Towards Single Stage Weakly Supervised Semantic Segmentation
This addresses the problem of reducing annotation costs and improving efficiency for semantic segmentation tasks, though it is incremental as it builds on existing weakly supervised approaches with a novel single-stage design.
The paper tackles the computational expense and lack of generalizability in multi-stage weakly supervised semantic segmentation by proposing a single-stage method using point annotations, achieving state-of-the-art performance on benchmark datasets like PascalVOC 2012 and outperforming others on real-world datasets such as CRAID, CityPersons, and IAD.
The costly process of obtaining semantic segmentation labels has driven research towards weakly supervised semantic segmentation (WSSS) methods, using only image-level, point, or box labels. The lack of dense scene representation requires methods to increase complexity to obtain additional semantic information about the scene, often done through multiple stages of training and refinement. Current state-of-the-art (SOTA) models leverage image-level labels to produce class activation maps (CAMs) which go through multiple stages of refinement before they are thresholded to make pseudo-masks for supervision. The multi-stage approach is computationally expensive, and dependency on image-level labels for CAMs generation lacks generalizability to more complex scenes.
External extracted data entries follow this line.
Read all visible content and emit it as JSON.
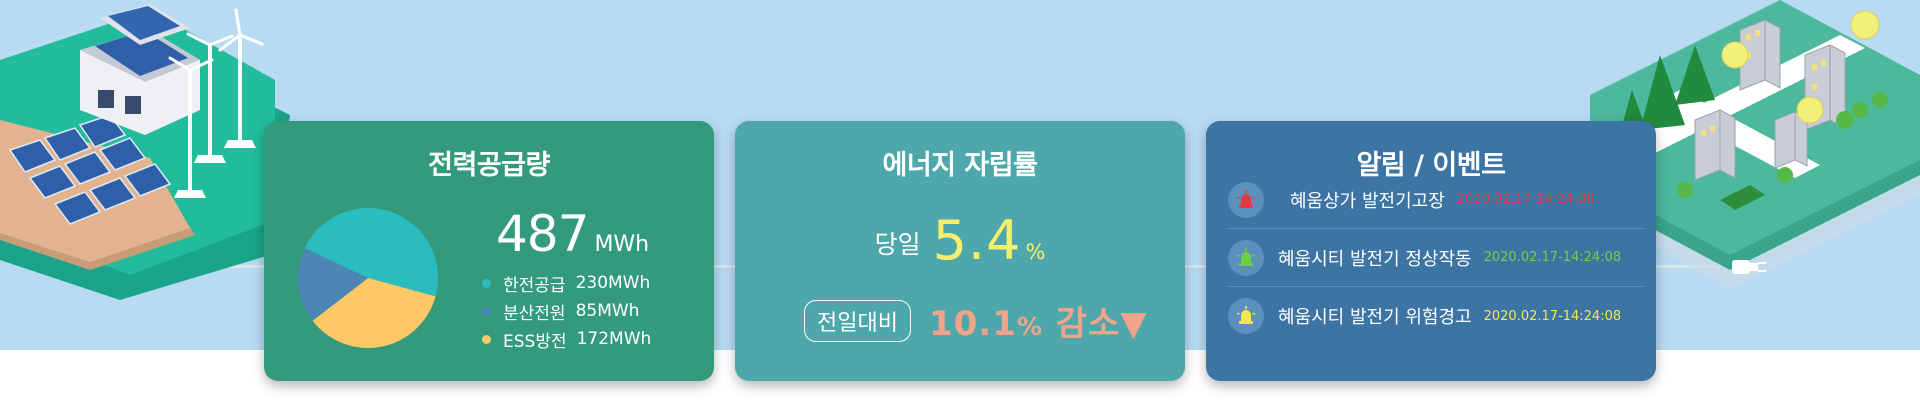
{
  "colors": {
    "sky": "#b8daf3",
    "supply_card": "#339b7c",
    "self_card": "#4ea8ab",
    "alarm_card": "#3c74a4",
    "highlight_yellow": "#f6ef6e",
    "decrease": "#f0a48a",
    "alarm_red": "#e23c3c",
    "alarm_green": "#6cd142",
    "alarm_yellow": "#f4e64c"
  },
  "supply": {
    "title": "전력공급량",
    "total": "487",
    "unit": "MWh",
    "items": [
      {
        "label": "한전공급",
        "value": "230MWh",
        "color": "#2bbcc0"
      },
      {
        "label": "분산전원",
        "value": "85MWh",
        "color": "#4b86b5"
      },
      {
        "label": "ESS방전",
        "value": "172MWh",
        "color": "#fec866"
      }
    ]
  },
  "self_sufficiency": {
    "title": "에너지 자립률",
    "today_label": "당일",
    "today_value": "5.4",
    "today_unit": "%",
    "compare_label": "전일대비",
    "compare_value": "10.1",
    "compare_unit": "%",
    "compare_dir": "감소▼"
  },
  "alarms": {
    "title": "알림 / 이벤트",
    "items": [
      {
        "text": "혜움상가 발전기고장",
        "time": "2020.02.17-14:24:08",
        "status": "error",
        "icon": "alarm-bell-icon"
      },
      {
        "text": "혜움시티 발전기 정상작동",
        "time": "2020.02.17-14:24:08",
        "status": "normal",
        "icon": "alarm-bell-icon"
      },
      {
        "text": "혜움시티 발전기 위험경고",
        "time": "2020.02.17-14:24:08",
        "status": "warning",
        "icon": "alarm-bell-icon"
      }
    ]
  },
  "chart_data": {
    "type": "pie",
    "title": "",
    "categories": [
      "한전공급",
      "분산전원",
      "ESS방전"
    ],
    "values": [
      230,
      85,
      172
    ],
    "unit": "MWh",
    "colors": [
      "#2bbcc0",
      "#4b86b5",
      "#fec866"
    ]
  },
  "decor": {
    "left_scene": "solar-wind-illustration",
    "right_scene": "smart-city-illustration",
    "plug": "power-plug-icon"
  }
}
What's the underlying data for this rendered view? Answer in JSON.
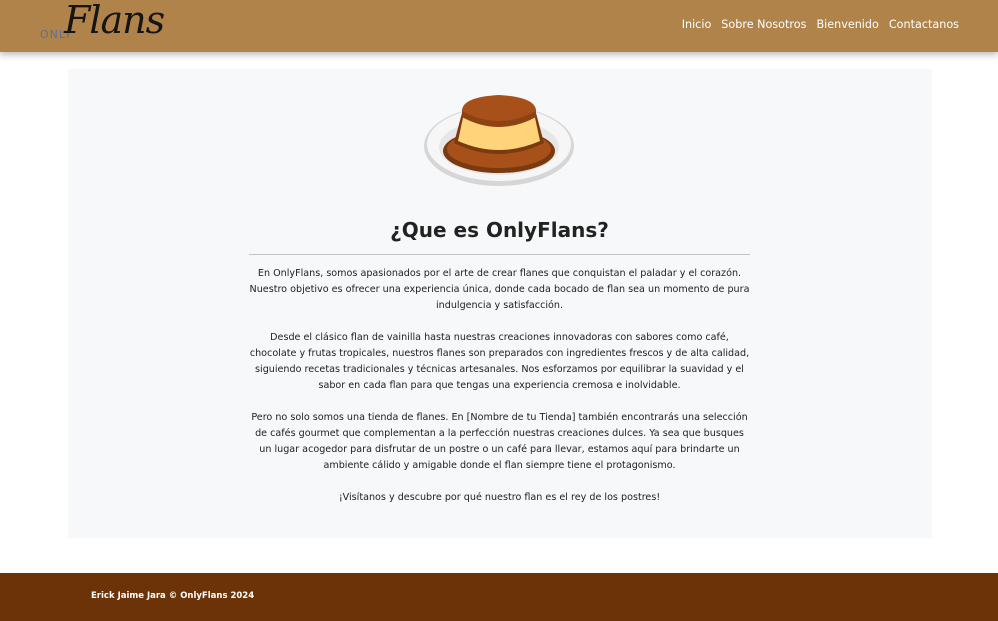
{
  "brand": {
    "only": "ONLY",
    "flans": "Flans"
  },
  "nav": {
    "items": [
      "Inicio",
      "Sobre Nosotros",
      "Bienvenido",
      "Contactanos"
    ]
  },
  "main": {
    "image": "flan-on-plate",
    "title": "¿Que es OnlyFlans?",
    "paragraphs": [
      "En OnlyFlans, somos apasionados por el arte de crear flanes que conquistan el paladar y el corazón. Nuestro objetivo es ofrecer una experiencia única, donde cada bocado de flan sea un momento de pura indulgencia y satisfacción.",
      "Desde el clásico flan de vainilla hasta nuestras creaciones innovadoras con sabores como café, chocolate y frutas tropicales, nuestros flanes son preparados con ingredientes frescos y de alta calidad, siguiendo recetas tradicionales y técnicas artesanales. Nos esforzamos por equilibrar la suavidad y el sabor en cada flan para que tengas una experiencia cremosa e inolvidable.",
      "Pero no solo somos una tienda de flanes. En [Nombre de tu Tienda] también encontrarás una selección de cafés gourmet que complementan a la perfección nuestras creaciones dulces. Ya sea que busques un lugar acogedor para disfrutar de un postre o un café para llevar, estamos aquí para brindarte un ambiente cálido y amigable donde el flan siempre tiene el protagonismo.",
      "¡Visítanos y descubre por qué nuestro flan es el rey de los postres!"
    ]
  },
  "footer": {
    "text": "Erick Jaime Jara © OnlyFlans 2024"
  },
  "colors": {
    "navbar": "#b0834a",
    "card": "#f7f8f9",
    "footer": "#6b3307",
    "caramel": "#a8501a",
    "custard": "#ffd37a"
  }
}
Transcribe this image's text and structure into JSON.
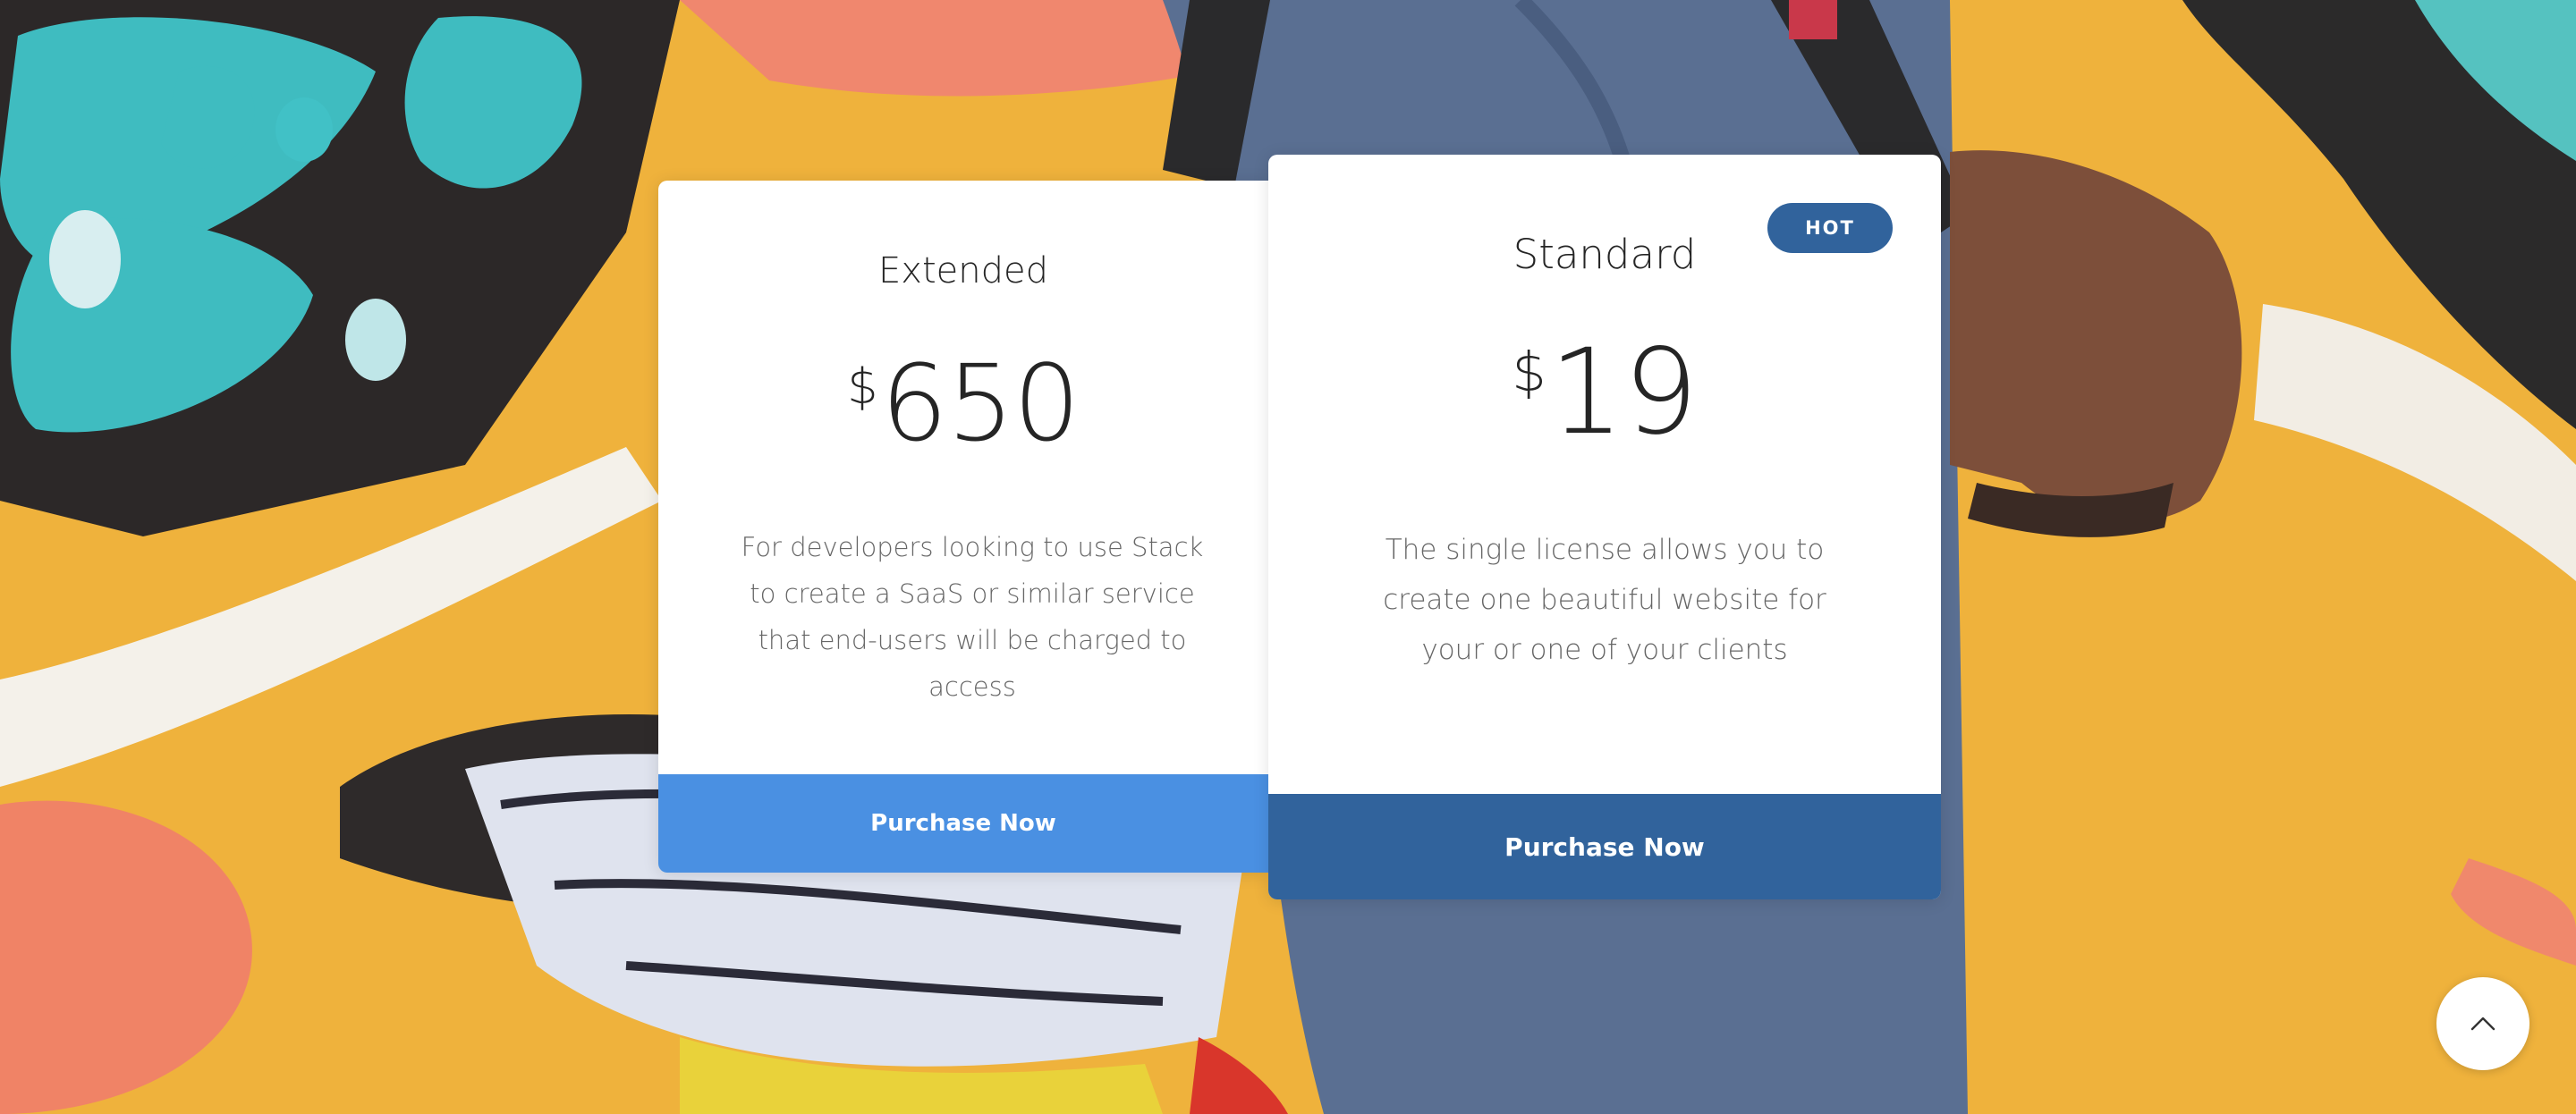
{
  "plans": [
    {
      "name": "Extended",
      "currency": "$",
      "amount": "650",
      "description": "For developers looking to use Stack to create a SaaS or similar service that end-users will be charged to access",
      "cta": "Purchase Now"
    },
    {
      "name": "Standard",
      "currency": "$",
      "amount": "19",
      "description": "The single license allows you to create one beautiful website for your or one of your clients",
      "cta": "Purchase Now",
      "badge": "HOT"
    }
  ],
  "colors": {
    "accent": "#4a90e2",
    "accent_dark": "#31639c",
    "heading": "#252525",
    "body_text": "#666666"
  },
  "icons": {
    "back_to_top": "chevron-up-icon"
  }
}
In contrary, our method offers a single-stage approach generalizable to arbitrary dataset, that is trainable from scratch, without any dependency on pre-trained backbones, classification, or separate refinement tasks. We utilize point annotations to generate reliable, on-the-fly pseudo-masks through refined and filtered features. While our method requires point annotations that are only slightly more expensive than image-level annotations, we are to demonstrate SOTA performance on benchmark datasets (PascalVOC 2012), as well as significantly outperform other SOTA WSSS methods on recent real-world datasets (CRAID, CityPersons, IAD).